Afghan Women Face Restrictions from Taliban During Nawroz Celebrations
Due to the Taliban‘s restrictions, Afghan girls and women had nowhere to go this year, as they had been prohibited from attending schools, colleges, or using public baths and parks. Azita, a 23–year–old student in Herat province, told Hasht–e–Subh that she chose to remain at home instead of making plans for Nawroz. Not only do the Taliban forbid women from appearing in public, but they also do not show them any respect, Azita said.
In past years, Azita would visit parks and people on Nawroz annually, however, Taliban regulations have prevented her from doing so this year. She stated that the Taliban do not believe women are worthy of visiting parks and that women are still not granted basic rights. Azita continued, “The only right we have is to remain at home for no reason.”
Many of the women in Herat feel that the Taliban have been a catastrophe for the lives of women in Afghanistan, and that they are even prohibited from going to children‘s playgrounds.
Halima, a resident of Herat, informed Hasht–e–Subh that she had previously taken her children to parks, but had been unable to do so in recent weeks due to the prohibition of women in Afghanistan. “I had been taking my children to the parks near our home and visiting other women, however, they have been unable to do so recently due to the Taliban‘s restriction orders. Additionally, I was unable to celebrate Nawroz this year as my husband works in Iran,” Halima continued.
Nawroz is an ancient culture in Afghanistan that is widely regarded as a tradition. Herat is one of the provinces in which women traditionally took their family members to parks and visited other families and friends. However, the Taliban have attempted to impose more restrictions on women in Afghanistan. According to the people of Herat, the Taliban have exacerbated poverty and their political system is unstable.
Women in Herat Province have reported that the Taliban‘s Department of Prohibition has instructed rickshaw drivers not to accept women who are not wearing masks or burqas. Since the Taliban have taken control of Afghanistan, they have imposed numerous stringent restrictions on all women, including the dissolution of the Women‘s Affairs Ministry and its replacement with a Prohibition Ministry that monitors all activities in the country.

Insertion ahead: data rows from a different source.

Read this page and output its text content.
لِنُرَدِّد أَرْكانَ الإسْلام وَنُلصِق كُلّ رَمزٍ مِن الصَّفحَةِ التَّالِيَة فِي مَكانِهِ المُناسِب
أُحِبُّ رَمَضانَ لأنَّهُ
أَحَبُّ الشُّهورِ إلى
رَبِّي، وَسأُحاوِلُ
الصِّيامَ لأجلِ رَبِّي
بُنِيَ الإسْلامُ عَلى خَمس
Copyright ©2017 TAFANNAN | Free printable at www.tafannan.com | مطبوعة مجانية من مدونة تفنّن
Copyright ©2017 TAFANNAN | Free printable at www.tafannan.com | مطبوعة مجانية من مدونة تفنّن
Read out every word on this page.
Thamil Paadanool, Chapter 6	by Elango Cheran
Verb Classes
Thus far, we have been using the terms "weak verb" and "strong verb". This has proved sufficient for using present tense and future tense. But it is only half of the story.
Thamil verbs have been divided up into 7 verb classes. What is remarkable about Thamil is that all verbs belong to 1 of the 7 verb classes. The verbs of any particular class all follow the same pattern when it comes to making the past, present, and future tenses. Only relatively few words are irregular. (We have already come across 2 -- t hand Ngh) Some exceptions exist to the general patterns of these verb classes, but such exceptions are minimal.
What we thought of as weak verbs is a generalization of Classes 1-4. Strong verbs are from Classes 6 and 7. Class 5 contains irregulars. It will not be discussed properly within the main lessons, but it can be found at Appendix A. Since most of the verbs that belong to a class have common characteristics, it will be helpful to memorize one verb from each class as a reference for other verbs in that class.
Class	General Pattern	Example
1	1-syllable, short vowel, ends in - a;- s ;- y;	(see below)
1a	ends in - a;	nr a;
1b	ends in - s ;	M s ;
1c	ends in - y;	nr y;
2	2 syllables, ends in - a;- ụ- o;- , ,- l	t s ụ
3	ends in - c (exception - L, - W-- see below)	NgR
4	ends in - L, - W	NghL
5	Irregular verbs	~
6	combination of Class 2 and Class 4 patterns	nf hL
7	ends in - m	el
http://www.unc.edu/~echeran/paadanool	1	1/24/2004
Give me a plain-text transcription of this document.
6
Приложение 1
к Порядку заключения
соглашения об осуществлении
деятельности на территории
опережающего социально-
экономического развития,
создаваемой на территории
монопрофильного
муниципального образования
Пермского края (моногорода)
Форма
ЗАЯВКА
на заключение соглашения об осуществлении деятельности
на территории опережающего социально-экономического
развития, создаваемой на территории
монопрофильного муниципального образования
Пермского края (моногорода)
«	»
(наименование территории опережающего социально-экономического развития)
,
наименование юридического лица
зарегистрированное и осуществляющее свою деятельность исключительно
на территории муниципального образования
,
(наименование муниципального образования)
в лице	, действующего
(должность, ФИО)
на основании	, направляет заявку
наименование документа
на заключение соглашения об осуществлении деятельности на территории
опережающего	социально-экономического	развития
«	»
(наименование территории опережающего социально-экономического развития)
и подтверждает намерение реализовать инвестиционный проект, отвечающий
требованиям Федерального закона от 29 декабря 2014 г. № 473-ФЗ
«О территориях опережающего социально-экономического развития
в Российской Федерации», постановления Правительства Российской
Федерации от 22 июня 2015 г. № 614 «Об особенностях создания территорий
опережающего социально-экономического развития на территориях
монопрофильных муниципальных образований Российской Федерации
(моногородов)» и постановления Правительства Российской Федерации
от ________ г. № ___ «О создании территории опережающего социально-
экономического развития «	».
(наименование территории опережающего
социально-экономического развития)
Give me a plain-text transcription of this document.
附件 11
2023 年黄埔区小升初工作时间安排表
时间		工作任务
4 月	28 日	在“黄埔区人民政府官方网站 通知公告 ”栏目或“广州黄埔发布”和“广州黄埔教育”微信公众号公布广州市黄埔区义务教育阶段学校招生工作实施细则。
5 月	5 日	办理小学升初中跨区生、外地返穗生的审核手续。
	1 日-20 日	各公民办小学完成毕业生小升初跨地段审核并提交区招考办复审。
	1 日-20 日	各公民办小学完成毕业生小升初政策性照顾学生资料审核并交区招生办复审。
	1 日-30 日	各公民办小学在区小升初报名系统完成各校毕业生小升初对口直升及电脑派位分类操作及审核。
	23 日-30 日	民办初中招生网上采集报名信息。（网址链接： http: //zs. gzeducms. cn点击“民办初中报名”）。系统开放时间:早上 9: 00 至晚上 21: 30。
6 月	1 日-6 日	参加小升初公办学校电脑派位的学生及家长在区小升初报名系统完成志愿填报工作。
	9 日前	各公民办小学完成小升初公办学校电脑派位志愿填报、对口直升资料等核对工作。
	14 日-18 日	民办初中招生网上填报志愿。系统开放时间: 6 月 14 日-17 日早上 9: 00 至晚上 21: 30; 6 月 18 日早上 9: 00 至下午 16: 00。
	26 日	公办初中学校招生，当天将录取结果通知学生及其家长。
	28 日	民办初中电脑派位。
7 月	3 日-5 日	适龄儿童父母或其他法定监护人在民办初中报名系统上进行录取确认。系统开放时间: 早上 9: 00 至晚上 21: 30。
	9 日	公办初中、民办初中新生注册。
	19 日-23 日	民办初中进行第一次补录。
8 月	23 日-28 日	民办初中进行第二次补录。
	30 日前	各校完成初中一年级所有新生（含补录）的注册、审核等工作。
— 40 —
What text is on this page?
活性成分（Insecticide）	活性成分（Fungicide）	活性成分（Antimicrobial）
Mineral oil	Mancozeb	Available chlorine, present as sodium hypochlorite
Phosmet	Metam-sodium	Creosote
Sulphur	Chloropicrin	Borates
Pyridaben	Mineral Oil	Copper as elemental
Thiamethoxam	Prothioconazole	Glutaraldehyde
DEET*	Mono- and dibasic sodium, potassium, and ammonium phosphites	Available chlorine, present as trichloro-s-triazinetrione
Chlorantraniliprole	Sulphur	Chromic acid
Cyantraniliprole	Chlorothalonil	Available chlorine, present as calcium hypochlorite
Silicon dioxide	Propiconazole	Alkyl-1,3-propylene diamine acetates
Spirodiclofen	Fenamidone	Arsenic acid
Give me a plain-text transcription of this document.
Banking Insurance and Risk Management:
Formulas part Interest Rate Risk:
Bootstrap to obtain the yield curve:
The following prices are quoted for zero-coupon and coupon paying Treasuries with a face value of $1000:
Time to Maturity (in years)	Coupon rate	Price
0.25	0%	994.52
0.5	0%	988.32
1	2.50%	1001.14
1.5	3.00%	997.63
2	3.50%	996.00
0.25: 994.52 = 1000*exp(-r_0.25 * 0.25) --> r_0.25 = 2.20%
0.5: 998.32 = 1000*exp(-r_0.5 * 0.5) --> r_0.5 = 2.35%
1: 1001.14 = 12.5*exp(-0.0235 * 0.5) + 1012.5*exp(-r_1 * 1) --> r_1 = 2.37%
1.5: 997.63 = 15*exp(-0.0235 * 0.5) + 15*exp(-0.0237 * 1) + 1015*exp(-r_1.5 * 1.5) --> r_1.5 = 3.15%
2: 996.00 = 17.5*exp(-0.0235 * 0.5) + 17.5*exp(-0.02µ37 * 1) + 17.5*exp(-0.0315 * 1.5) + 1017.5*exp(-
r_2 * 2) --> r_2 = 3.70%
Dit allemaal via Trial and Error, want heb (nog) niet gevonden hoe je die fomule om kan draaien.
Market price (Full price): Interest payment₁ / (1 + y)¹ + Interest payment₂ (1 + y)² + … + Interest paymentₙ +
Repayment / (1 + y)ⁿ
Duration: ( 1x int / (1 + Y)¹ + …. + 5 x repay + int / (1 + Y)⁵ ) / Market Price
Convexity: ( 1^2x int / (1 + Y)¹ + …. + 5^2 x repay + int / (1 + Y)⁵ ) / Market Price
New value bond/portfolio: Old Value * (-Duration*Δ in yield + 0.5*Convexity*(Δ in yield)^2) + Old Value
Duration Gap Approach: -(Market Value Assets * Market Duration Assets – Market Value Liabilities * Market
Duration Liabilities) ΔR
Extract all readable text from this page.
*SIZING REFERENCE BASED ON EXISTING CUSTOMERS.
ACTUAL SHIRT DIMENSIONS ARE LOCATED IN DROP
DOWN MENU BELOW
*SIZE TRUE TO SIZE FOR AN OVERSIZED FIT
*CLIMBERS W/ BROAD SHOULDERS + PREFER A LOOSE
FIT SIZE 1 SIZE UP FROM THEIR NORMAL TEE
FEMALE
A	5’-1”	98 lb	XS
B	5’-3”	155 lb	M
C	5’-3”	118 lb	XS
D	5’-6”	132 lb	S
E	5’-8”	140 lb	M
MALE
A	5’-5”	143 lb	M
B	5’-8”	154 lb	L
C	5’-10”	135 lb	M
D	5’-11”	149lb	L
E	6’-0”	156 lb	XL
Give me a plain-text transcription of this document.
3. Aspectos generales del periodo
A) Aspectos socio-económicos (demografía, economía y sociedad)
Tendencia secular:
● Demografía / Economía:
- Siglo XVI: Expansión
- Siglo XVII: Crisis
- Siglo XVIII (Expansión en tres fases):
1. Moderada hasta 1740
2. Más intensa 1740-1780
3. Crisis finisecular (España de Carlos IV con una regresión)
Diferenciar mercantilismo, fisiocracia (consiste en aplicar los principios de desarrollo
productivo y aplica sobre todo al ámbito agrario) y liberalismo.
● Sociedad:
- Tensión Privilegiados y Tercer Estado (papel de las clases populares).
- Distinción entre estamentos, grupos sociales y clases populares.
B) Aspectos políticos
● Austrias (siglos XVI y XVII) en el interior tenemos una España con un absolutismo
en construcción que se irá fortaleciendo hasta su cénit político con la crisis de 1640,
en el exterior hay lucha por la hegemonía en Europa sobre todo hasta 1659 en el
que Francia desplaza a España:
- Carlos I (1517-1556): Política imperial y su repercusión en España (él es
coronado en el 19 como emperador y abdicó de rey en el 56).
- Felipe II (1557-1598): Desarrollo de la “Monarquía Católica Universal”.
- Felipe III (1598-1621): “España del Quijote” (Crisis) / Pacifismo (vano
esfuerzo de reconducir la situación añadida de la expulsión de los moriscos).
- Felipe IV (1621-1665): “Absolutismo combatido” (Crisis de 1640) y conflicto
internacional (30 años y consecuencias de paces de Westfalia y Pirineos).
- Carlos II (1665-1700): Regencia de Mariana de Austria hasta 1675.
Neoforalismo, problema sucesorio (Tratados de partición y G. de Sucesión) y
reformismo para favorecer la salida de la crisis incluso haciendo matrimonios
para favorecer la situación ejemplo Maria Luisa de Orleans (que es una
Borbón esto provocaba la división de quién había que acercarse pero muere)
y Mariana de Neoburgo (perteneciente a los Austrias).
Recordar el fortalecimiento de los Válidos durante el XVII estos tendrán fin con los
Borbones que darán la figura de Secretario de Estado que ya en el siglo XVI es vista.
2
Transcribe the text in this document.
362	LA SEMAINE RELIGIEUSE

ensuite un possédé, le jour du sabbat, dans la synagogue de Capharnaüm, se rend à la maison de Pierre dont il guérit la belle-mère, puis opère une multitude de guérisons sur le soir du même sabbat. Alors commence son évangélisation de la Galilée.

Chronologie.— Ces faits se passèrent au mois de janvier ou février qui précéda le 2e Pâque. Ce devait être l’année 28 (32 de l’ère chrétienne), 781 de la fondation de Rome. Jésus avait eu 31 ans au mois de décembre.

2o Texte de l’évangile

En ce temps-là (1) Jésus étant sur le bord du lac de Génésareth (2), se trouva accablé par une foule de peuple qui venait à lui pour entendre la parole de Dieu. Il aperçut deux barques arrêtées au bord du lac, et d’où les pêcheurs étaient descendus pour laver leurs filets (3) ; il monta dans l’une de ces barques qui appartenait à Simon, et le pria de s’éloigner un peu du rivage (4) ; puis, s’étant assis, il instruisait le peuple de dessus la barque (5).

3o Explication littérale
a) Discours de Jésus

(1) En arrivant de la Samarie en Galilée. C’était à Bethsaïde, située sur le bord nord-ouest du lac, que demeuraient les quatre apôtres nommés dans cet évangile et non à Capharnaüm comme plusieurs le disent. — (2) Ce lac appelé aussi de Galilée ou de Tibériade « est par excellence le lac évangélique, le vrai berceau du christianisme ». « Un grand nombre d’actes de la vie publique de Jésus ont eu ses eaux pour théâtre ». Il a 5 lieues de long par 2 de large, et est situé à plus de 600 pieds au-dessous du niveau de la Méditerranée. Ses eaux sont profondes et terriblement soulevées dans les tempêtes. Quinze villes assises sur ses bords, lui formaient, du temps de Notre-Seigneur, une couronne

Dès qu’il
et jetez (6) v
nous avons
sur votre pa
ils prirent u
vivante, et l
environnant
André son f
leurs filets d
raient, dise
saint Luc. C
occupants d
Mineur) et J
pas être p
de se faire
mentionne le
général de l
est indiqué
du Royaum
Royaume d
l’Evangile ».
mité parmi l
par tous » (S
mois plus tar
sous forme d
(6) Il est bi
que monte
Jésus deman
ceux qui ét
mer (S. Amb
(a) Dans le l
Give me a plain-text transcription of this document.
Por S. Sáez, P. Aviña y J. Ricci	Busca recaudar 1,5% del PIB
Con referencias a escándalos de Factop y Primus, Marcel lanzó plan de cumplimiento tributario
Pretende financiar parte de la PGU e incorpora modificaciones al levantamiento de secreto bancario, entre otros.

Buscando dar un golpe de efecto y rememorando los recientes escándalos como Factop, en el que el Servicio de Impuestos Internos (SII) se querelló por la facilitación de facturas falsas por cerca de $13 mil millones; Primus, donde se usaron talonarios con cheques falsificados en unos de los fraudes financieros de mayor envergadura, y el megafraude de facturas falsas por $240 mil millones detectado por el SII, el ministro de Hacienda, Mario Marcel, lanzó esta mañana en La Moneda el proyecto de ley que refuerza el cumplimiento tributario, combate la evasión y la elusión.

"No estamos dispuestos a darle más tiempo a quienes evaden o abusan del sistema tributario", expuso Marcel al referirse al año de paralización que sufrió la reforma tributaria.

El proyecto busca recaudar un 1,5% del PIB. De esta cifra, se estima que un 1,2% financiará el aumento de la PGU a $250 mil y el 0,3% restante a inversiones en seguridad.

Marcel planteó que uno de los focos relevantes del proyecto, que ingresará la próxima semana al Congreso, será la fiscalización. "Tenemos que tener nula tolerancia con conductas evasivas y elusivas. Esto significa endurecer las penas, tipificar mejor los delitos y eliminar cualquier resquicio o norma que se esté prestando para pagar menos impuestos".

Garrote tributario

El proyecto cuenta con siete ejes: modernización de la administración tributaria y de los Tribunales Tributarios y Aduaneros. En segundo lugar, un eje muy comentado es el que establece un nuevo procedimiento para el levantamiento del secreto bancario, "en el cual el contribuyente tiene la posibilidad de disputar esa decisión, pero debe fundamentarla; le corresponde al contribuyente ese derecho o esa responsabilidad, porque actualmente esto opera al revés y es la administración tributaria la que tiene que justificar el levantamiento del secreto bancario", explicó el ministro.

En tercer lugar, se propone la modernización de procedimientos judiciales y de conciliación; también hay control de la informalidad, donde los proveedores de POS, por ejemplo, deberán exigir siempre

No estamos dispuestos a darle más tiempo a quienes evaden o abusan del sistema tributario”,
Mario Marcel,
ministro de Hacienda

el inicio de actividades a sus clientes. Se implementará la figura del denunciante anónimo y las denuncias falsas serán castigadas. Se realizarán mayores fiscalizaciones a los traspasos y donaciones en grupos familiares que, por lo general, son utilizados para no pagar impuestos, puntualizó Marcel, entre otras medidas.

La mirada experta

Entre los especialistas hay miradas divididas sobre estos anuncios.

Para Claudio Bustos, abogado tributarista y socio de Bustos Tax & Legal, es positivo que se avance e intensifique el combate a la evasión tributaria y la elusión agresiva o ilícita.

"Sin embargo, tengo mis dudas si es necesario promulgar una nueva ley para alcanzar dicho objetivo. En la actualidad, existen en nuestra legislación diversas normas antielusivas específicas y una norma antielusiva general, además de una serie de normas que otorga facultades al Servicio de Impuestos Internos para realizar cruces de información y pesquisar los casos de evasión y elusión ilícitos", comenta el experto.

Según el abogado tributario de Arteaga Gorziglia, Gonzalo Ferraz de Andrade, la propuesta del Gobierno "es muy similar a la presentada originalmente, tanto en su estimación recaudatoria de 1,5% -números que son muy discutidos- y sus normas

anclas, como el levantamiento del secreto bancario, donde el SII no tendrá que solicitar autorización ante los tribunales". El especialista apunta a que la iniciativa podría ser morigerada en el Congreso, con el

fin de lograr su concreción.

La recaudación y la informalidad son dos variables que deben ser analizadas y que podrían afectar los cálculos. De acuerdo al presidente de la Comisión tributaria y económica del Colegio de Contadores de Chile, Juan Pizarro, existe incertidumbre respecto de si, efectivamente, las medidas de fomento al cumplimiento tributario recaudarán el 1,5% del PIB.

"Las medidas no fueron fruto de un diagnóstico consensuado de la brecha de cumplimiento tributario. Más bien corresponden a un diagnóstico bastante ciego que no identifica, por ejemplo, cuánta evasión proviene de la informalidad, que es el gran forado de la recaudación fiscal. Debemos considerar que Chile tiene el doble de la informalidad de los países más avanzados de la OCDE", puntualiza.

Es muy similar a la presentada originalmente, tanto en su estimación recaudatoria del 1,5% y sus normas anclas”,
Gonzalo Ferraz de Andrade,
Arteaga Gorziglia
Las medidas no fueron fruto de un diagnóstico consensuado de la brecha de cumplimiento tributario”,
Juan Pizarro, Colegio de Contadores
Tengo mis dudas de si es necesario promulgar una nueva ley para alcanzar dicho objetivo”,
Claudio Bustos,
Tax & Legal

Over the past 18 months, the Taliban have imposed numerous restrictions on women in Afghanistan, resulting in the transfer of all Ministry of Women‘s Affairs staff members to other positions within the organization. According to orders issued by Hibatullah Akhundzada, the leader of the Taliban, women and girls have been denied access to secondary and high schools. Subsequently, the Taliban were prohibited from visiting parks and public baths for women. Recently, Hibatullah Akhundzada has forbidden girls and women from attending universities, asserting that the only lifestyle women should lead is one in which they remain at home.